I say this not from a technical point of view, but because every fucking thing else seems to make the cunting price of diesel go up.
(, Thu 13 Oct 2011, 16:24, closed)
Haha

(, Thu 13 Oct 2011, 16:34, closed)
They get hyperglycemia.

(, Thu 13 Oct 2011, 16:32, closed)
they get drunk
Have a sing song and firebomb world of leather
(, Thu 13 Oct 2011, 16:37, closed)
Ding, we have a winner
Award yourself an undetermined number of points
(, Thu 13 Oct 2011, 16:38, closed)
Can i redeem them
Behind the bar?
(, Thu 13 Oct 2011, 16:44, closed)
You can try, but the barman's a punchy thief.

(, Thu 13 Oct 2011, 16:45, closed)
absolutely
direct the barman to this thread to collect them
(, Thu 13 Oct 2011, 16:46, closed)
Fantastic
I'll have a pint of mild in a half pint glass please and a pickled egg
(, Thu 13 Oct 2011, 16:47, closed)
Gah, I'd kill for a pint of mild
/midlander living in the south blog
(, Thu 13 Oct 2011, 16:47, closed)
Gaz Scarpe he's the London based real ale expert round here

(, Thu 13 Oct 2011, 16:51, closed)
I call bollocks.
A quick google tells me that it is possible to safely feed livestock (including cows) sugar beet. If it got them pissed I doubt these people would be suggesting it:
www.omafra.gov.on.ca/english/livestock/beef/facts/sugarbeets.htm
(, Thu 13 Oct 2011, 17:55, closed)
Of course its bollocks
Sugar beet has been part of animal silage for centuries. You need yeast to ferment sugars, and yeast doesn't like living in acidic stomachs.
(, Thu 13 Oct 2011, 19:46, closed)
But it works with the monkeys and elephants eating molasses...
...I saw it on TV when I was a kid. Giggled like a loon, so I did
(, Fri 14 Oct 2011, 9:37, closed)
Apples have natural yeast...
one of those city-tv-chefs-living-in-the-countryside-and-fliming-it-for-telly jobs made cider from apples (duh) and they said that apple skin has on it/contains a wild type of yeast
(, Fri 14 Oct 2011, 12:16, closed)
Yes...
...if you mill and press your apples and leave them nice and quietly in a vat, that is what will happen.
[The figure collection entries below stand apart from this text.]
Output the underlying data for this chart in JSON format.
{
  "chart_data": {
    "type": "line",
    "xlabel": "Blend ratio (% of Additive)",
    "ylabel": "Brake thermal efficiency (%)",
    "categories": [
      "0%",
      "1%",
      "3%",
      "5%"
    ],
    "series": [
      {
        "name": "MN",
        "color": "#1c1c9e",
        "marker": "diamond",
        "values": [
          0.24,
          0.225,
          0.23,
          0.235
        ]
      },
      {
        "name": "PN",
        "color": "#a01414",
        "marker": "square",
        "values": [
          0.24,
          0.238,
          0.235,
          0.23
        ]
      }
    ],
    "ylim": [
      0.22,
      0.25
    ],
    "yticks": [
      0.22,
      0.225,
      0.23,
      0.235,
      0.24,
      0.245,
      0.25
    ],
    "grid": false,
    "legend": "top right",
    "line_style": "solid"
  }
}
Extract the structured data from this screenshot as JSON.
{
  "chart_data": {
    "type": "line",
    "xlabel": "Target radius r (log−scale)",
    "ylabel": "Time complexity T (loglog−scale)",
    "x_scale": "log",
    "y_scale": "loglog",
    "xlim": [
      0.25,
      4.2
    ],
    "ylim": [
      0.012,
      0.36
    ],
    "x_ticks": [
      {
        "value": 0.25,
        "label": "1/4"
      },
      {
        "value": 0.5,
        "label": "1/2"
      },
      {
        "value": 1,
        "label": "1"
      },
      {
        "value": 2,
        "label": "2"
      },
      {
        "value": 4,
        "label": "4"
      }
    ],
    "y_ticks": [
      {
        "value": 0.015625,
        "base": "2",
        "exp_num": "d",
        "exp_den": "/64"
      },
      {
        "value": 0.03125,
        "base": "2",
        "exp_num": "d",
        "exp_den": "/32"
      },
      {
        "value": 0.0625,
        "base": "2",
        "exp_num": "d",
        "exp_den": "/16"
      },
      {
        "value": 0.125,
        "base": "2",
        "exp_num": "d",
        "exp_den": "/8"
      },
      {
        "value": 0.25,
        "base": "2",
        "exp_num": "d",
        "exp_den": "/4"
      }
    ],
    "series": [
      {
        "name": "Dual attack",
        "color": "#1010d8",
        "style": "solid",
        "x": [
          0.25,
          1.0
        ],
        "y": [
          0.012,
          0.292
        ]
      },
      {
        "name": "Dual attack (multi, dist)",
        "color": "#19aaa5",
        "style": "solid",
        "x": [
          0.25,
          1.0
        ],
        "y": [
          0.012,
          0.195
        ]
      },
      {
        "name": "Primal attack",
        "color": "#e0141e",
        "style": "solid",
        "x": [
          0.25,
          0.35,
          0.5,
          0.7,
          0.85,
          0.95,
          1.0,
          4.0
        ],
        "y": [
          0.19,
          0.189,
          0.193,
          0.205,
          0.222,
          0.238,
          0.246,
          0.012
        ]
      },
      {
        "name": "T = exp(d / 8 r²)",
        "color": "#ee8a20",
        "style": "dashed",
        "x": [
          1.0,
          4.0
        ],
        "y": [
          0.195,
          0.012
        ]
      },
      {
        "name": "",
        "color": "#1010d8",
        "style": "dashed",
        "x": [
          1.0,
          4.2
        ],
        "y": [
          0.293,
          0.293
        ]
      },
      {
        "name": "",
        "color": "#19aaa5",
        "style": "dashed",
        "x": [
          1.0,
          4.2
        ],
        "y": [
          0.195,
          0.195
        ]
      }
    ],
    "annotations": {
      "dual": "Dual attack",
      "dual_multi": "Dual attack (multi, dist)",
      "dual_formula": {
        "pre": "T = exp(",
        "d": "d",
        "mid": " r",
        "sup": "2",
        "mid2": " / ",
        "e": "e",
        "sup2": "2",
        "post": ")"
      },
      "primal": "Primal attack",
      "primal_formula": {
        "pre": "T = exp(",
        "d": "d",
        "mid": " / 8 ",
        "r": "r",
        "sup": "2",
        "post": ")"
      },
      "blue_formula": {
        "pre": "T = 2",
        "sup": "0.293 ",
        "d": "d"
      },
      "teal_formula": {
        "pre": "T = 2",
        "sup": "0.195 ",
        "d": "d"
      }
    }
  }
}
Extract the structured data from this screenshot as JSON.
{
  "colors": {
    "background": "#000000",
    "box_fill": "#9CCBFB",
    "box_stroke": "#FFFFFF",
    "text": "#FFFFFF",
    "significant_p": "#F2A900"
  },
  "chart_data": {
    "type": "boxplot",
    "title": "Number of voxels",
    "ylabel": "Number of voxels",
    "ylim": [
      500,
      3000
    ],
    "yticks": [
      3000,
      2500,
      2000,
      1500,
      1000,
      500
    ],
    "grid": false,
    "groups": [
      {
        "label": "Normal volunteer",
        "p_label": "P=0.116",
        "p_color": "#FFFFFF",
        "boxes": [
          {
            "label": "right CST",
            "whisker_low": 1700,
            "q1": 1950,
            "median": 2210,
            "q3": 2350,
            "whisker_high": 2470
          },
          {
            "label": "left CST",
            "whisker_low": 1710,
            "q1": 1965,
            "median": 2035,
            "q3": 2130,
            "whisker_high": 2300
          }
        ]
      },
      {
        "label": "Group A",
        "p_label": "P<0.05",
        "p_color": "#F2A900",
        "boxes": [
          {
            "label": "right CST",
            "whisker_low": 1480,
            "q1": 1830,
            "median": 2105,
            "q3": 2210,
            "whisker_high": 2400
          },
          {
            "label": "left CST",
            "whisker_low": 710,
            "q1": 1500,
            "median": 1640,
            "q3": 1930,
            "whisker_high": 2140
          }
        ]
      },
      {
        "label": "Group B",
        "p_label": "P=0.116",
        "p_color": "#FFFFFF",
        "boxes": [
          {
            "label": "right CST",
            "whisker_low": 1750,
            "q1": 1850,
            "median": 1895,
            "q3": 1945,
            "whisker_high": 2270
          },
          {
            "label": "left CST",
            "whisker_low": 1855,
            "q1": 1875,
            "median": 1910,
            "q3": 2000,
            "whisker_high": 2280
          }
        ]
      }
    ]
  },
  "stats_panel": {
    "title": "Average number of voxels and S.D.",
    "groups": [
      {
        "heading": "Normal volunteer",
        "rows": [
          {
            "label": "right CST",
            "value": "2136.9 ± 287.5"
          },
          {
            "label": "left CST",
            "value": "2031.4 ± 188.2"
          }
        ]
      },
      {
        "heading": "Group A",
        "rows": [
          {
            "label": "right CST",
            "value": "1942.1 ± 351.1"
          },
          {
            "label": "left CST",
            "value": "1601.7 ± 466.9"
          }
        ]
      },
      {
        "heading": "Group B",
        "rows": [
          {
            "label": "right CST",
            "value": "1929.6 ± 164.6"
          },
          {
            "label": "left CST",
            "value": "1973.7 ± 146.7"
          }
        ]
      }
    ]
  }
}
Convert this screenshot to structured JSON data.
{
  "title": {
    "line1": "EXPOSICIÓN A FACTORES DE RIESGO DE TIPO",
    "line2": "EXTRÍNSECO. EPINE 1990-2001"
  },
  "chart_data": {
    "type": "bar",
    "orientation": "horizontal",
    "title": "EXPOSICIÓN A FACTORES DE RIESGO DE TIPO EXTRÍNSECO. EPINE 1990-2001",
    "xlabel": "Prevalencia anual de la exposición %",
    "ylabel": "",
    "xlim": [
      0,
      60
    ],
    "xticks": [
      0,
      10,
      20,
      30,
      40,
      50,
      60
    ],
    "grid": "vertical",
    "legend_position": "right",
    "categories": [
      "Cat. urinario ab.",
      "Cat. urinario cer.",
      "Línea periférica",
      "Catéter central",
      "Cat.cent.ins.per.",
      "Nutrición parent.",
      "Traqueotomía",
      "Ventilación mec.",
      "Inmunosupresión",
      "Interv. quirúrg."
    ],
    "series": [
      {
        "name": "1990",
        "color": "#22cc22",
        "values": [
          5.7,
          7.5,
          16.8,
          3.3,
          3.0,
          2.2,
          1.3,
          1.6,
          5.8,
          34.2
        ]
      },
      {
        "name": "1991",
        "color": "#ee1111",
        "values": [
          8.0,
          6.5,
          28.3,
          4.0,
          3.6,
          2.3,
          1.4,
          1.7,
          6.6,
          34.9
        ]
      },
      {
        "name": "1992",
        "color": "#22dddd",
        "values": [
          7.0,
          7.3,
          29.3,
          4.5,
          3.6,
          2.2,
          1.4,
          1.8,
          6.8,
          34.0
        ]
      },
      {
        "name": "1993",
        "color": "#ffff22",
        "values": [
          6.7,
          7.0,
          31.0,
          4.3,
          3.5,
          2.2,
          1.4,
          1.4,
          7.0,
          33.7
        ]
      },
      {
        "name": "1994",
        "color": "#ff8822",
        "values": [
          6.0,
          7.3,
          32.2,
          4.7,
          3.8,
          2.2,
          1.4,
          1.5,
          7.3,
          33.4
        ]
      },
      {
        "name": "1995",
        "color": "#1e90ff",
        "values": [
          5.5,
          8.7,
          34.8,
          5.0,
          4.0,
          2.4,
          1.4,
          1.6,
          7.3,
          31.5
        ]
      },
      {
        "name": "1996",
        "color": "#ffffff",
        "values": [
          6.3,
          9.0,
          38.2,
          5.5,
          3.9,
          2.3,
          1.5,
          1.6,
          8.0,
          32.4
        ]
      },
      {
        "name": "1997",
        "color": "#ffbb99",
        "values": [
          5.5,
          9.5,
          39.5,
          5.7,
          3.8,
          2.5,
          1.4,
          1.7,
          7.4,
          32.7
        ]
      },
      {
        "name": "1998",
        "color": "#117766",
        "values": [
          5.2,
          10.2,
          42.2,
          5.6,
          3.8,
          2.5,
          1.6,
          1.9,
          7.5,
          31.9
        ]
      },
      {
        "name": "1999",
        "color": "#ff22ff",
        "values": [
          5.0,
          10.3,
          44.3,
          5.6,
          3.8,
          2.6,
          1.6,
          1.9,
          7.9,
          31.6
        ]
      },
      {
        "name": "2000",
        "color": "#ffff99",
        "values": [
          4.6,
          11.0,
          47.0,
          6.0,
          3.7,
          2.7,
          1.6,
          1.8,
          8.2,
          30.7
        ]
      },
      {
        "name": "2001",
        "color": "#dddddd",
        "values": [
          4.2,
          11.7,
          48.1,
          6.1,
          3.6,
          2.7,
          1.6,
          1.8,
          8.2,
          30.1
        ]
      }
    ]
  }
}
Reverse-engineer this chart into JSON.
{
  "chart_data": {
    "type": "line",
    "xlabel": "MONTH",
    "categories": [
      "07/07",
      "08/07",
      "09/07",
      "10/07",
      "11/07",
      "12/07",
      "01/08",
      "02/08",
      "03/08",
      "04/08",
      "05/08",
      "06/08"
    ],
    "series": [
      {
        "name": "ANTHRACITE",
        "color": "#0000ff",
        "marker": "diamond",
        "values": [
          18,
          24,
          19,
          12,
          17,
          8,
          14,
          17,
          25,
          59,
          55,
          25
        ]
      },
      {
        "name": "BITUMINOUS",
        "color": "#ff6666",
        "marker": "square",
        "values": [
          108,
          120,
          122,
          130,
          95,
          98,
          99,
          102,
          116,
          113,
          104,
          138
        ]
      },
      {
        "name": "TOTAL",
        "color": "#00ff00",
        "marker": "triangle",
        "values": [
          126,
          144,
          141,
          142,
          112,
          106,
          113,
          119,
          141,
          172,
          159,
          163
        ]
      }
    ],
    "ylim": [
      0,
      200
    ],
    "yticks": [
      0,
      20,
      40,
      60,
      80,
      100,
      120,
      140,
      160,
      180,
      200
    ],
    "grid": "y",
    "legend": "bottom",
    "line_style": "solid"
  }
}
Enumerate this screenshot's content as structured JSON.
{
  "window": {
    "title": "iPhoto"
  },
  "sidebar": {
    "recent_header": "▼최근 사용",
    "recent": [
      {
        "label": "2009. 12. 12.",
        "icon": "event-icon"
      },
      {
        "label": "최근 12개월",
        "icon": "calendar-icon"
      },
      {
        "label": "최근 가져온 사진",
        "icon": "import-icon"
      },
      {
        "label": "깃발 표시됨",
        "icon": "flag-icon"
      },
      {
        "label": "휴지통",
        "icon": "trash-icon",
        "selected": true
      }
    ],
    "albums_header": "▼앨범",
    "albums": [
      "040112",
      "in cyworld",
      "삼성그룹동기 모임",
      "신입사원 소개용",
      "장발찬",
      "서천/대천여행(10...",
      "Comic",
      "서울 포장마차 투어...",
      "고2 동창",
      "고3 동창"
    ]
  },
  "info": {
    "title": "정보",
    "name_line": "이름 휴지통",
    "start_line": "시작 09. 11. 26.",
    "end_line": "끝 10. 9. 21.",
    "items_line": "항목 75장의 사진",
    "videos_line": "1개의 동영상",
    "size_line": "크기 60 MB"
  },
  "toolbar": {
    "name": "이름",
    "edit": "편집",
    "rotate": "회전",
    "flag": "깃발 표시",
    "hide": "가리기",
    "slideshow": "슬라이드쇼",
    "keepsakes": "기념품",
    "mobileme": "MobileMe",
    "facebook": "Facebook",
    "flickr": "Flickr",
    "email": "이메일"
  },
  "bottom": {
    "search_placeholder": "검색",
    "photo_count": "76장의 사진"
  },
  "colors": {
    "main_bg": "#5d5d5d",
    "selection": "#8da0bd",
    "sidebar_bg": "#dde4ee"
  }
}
But a cow's gastric juices are strongly acidic, and yeast won't work under those conditions.
(, Mon 17 Oct 2011, 20:11, closed)
The key word in that link being 'processed'
Not raw - so not quite the same thing
(, Fri 14 Oct 2011, 14:05, closed)
Buried in the page though is this:
"Cattle and sheep can consume unprocessed whole sugar beets."
It then goes on to explain who you may want to chop them up a bit to stop the animals choking.
I'm willing to believe that apples which have started to ferment may continue to do so whilst in a ruminant's stomach and, so, make them drunk.
Ruminants use bacteria in their stomachs to, for example, help break down cellulose into simpler sugars -- they don't make beer. This does not produce alcohol and bacteria which break down cellulose would not ferment sugar into alcohol.
[I only really googled this since the OP insists that nothing found on google disproves the theory. Simple common sense tells us this is extremely unlikely.]